Мы с женой Кирсанова шли по ночной Москве, на улице было так хорошо, тепло. Потом, также пешком, я вернулся на Кутузовский. Пришел домой уже утром. Таня проснулась. Молчит. Я собираюсь в театр, а она — куда-то по делам. Мне стало наконец интересно, и я не выдержал.
— А что же ты меня не спрашиваешь, где был? Что делал?
Она улыбнулась:
— Понимаешь, в чем дело… Ну спрошу я… Если ты ее проводил, ну и ради бога… А если что-то не так, все равно правды не скажешь. Мне очень не хочется заставлять тебя врать.
Значит, она все чувствовала, но не понимала причины моего охлаждения. И не осознавала, что больна.
Очень долго я мучился вместе с ней, страдал. А потом у меня просто не стало больше сил… Я был рядом, пока теплилась надежда, что все изменится. Но уйти от больного человека всегда труднее, мучительнее. Я так устал, что молил бога, чтобы это все скорее закончилось. Мне нужен был толчок, который помог бы мне уйти от Тани. И этим толчком оказалась Вера… Мы с ней женаты до сих пор…
Как-то в нашем буфете я увидел своего приятеля Сашу Афанасьева в компании симпатичной девушки. «Кто это?» — спросил я его. «Да это Верочка Самсонова из ансамбля Александрова».
А тут у нас начались гастроли в Питере. Вечером спускаюсь к администратору гостиницы с просьбой выписать номера для артистов.
И вдруг вижу: первой заходит в гостиницу та самая девушка. Верочка идет навстречу и улыбается. А с ансамблем Александрова приехал мой друг Славка. Сели мы с ним в номере выпить-закусить. И тут я опять про эту девушку вспомнил: «Позвони, пусть к нам Вера придет. Что мы одни с тобой сидим?» Слава нашел через администратора ее номер. Вера ответила: мол, с превеликим удовольствием, только придет… с тремя подружками. Так и пришли. Правда, все потом ушли, а Вера осталась…
В Питере зима. Трескучий мороз. Мы заканчивали гастроли на несколько дней раньше.

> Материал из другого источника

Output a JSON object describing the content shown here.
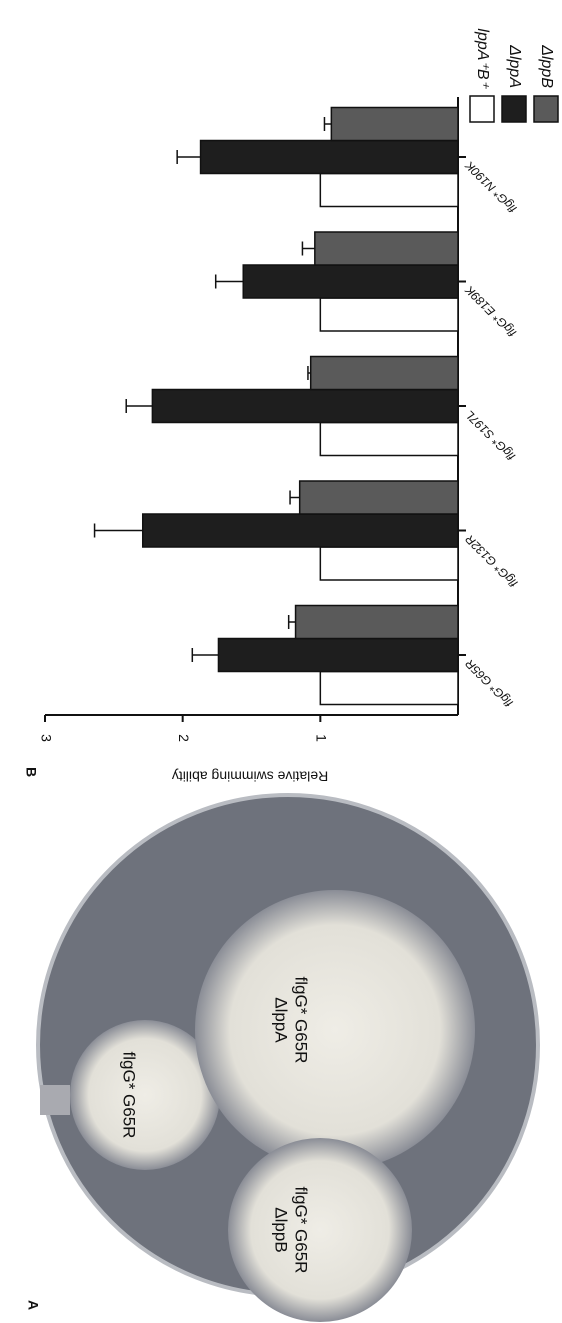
{
  "panels": {
    "a": "A",
    "b": "B"
  },
  "plate": {
    "colonies": [
      {
        "line1": "flgG* G65R",
        "line2": ""
      },
      {
        "line1": "flgG* G65R",
        "line2": "ΔlppA"
      },
      {
        "line1": "flgG* G65R",
        "line2": "ΔlppB"
      }
    ]
  },
  "chart_data": {
    "type": "bar",
    "y_label": "Relative swimming ability",
    "categories": [
      "flgG* G65R",
      "flgG* G132R",
      "flgG* S197L",
      "flgG* E189K",
      "flgG* N190K"
    ],
    "series": [
      {
        "name": "lppA⁺B⁺",
        "color": "#ffffff",
        "values": [
          1,
          1,
          1,
          1,
          1
        ],
        "errors": null
      },
      {
        "name": "ΔlppA",
        "color": "#1e1e1e",
        "values": [
          1.74,
          2.29,
          2.22,
          1.56,
          1.87
        ],
        "errors": [
          0.19,
          0.35,
          0.19,
          0.2,
          0.17
        ]
      },
      {
        "name": "ΔlppB",
        "color": "#5a5a5a",
        "values": [
          1.18,
          1.15,
          1.07,
          1.04,
          0.92
        ],
        "errors": [
          0.05,
          0.07,
          0.02,
          0.09,
          0.05
        ]
      }
    ],
    "ylim": [
      0,
      3
    ],
    "yticks": [
      1,
      2,
      3
    ]
  }
}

Девчонки прибежали нас проводить в Москву. «Ты когда возвращаешься? — спрашиваю Веру. — 28 января? Так это же мой день рождения! Я приду встретить «Стрелу»…» А «Красная стрела» приходила в семь утра.
Как быть? Что сказать жене? Думал-думал и придумал. «Тань, — говорю накануне вечером. — Кирилл Лавров просил меня встретить его на вокзале. Ему надо помочь…» — «Конечно, конечно! И к нам в гости его непременно зови».
Я как был, в одной рубашке, брюках и пальто, в том и ушел. Хорошо, туфли надел. И больше на Кутузовский не возвращался. Остался без вещей, безо всего. Да и делить нам было нечего. Квартира — Танина, сын — Самойловых. Помню, накануне мы купили здоровенный телевизор (8 человек несли) в кредит. Мы разошлись, а я все кредит выплачивал.
Дома меня не было недели две. Я не звонил, а Таня мужа не искала. Хотя что его искать? Она в любой момент могла найти меня в театре, я же там в кабинете каждый день сижу.
Как-то она пришла туда за зарплатой, мы встретились в коридоре, и она очень буднично спросила:
— А ты где вообще?
— Тань, прости меня, но я не вернусь…
Она повернулась и пошла не оглядываясь. Ни слез, ни упреков, ни слов сожаления. Таня — очень сильная женщина...
И вот тут началась атака со стороны Таниных родителей. Они хотели меня уничтожить. Самойлов-старший даже в Театр киноактера пришел на меня жаловаться. Он долго шумел в кабинете директора, там и заявление оставил: «Прошу разобраться с аморальным поступком Эдуарда Машковича. Бросил великую актрису». А ведь очень хорошо ко мне относился! Думаю, это его Зинаида Ильинична послала: «Женя, иди и разберись с этим негодяем!»
И Женя пошел. Он думал, что придет, орденами потрясет — и меня тут же уволят. А там у всех такие ордена. А еще Самойлов не учел, что меня очень любили все актеры…
Но на письмо народного артиста пришлось реагировать. По моему персональному делу созвали профсоюзное собрание. Нонна Мордюкова взяла слово и за меня заступилась: «И я бы так же сделала на его месте! Да кто она такая? Тоже мне, подумаешь!» Все ее поддержали. И я остался в театре.
Нас с Таней развели. Мне назначили алименты: до 18 лет Мити моя мама переводила ему деньги, собирала все квиточки. Я понимал, что меня никогда в жизни не пустят к ребенку. Так и случилось. Родители Тани решили, что раз я, негодяй, бросил больного человека, то меня нужно вычеркнуть из памяти ребенка.